Hester Street, Stati Uniti. Dopo la morte del padre, il piccolo Cedric Erroll (Rick Schroeder) vive con la sua elegante mamma (Connie Booth) e la sua amorevole Tata Mary in un quartiere povero e desolato. Un giorno, un aristocratico maggiordomo londinese gli comunica che lui, nipote del Conte di Dorincourt (Alec Guinness), è il legittimo erede al trono. Viene quindi invitato a vivere a palazzo dove, senza l'influenza della madre, potrà imparare le usanze e i riti confacenti al suo futuro ruolo. Nonostante il temperamento burbero e refrattario del nonno, però, Cedril riuscirà a farsi volere bene e a risvegliare in lui pietà e carità, ricordandogli la gioia di amare ed essere amati.

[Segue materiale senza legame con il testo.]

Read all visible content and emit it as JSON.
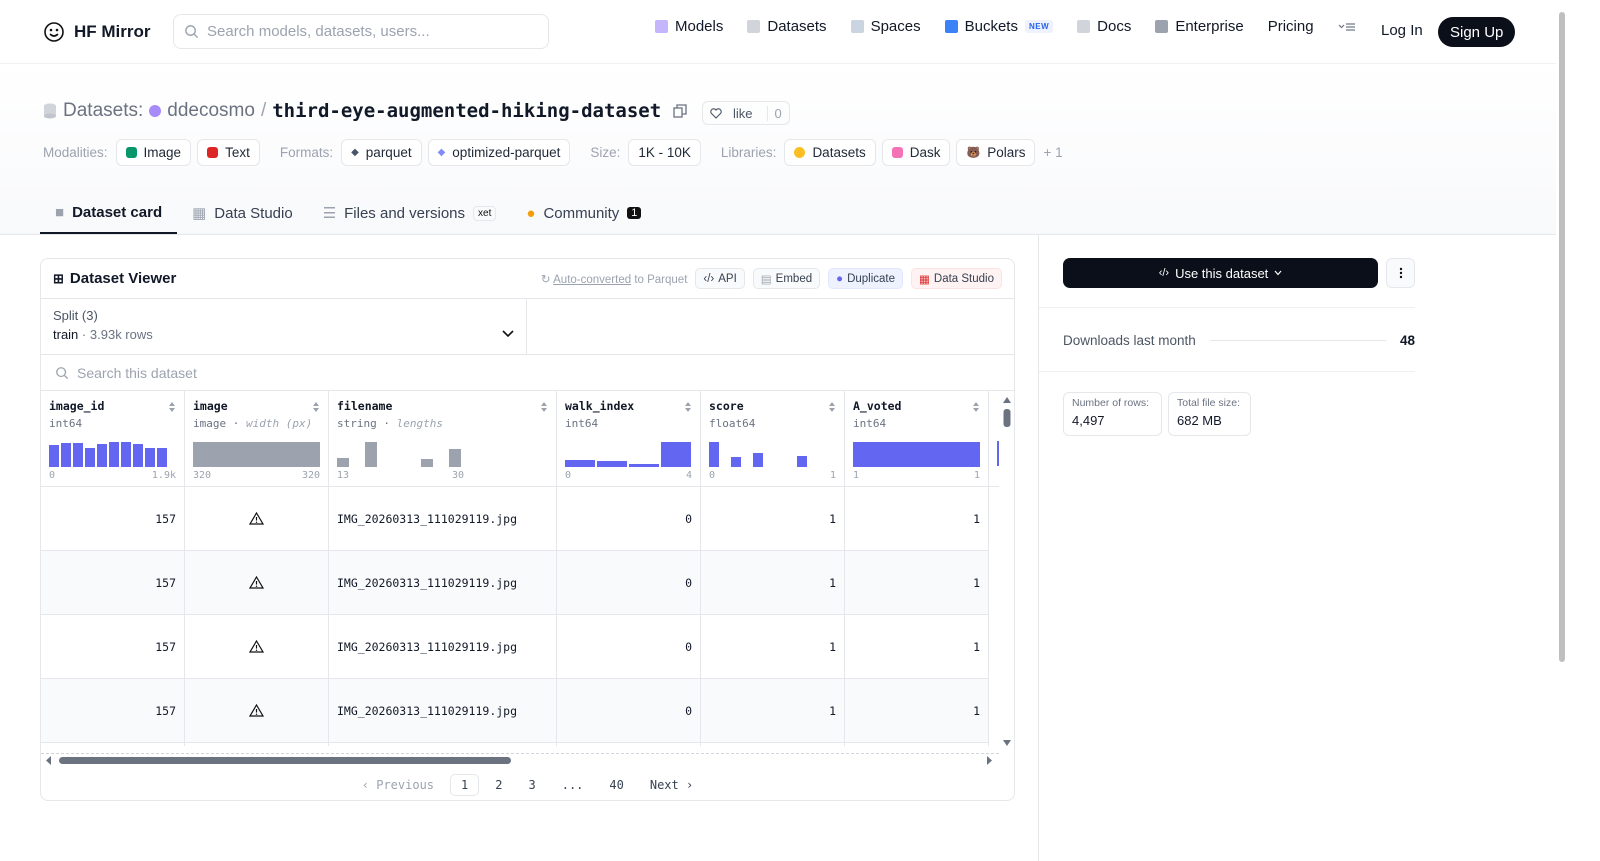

Una fotografia calda e naturalistica, che immortala paesaggi mozzafiato e castelli medievali, immette personaggi e spettatori in una radura incantata dotata di un'atmosfera austera e regale. Abbandonate le case polverose e le taverne affollate, il piccolo protagonista viene inserito in una realtà apparentemente avversa, piena di servitori e maggiordomi intenzionati a temprarne il carattere. La sua semplicità e la sua bontà si rivelano talmente contagiose da sovvertire canoni e tradizioni centenarie. Nonostante le aspettative, il vero protagonista della storia è l'anziano Alec Guinness: istrionico e machiavellico, capace di imporre in ogni fotogramma la sua superba presenza scenica. Inizialmente ostile e glaciale come un personaggio dickensiano, si lascerà plasmare dalle mani esperte di un regista di gran cuore, che lo renderà subito parte integrante dell'immaginario collettivo. Fedele all'intento letterario del romanzo, infatti, Jack Gold costruisce un'opera piena di buoni sentimenti che, utilizzando musiche enfatiche e melodrammatiche, esalta gli antichi valori e l'aura magica del Natale.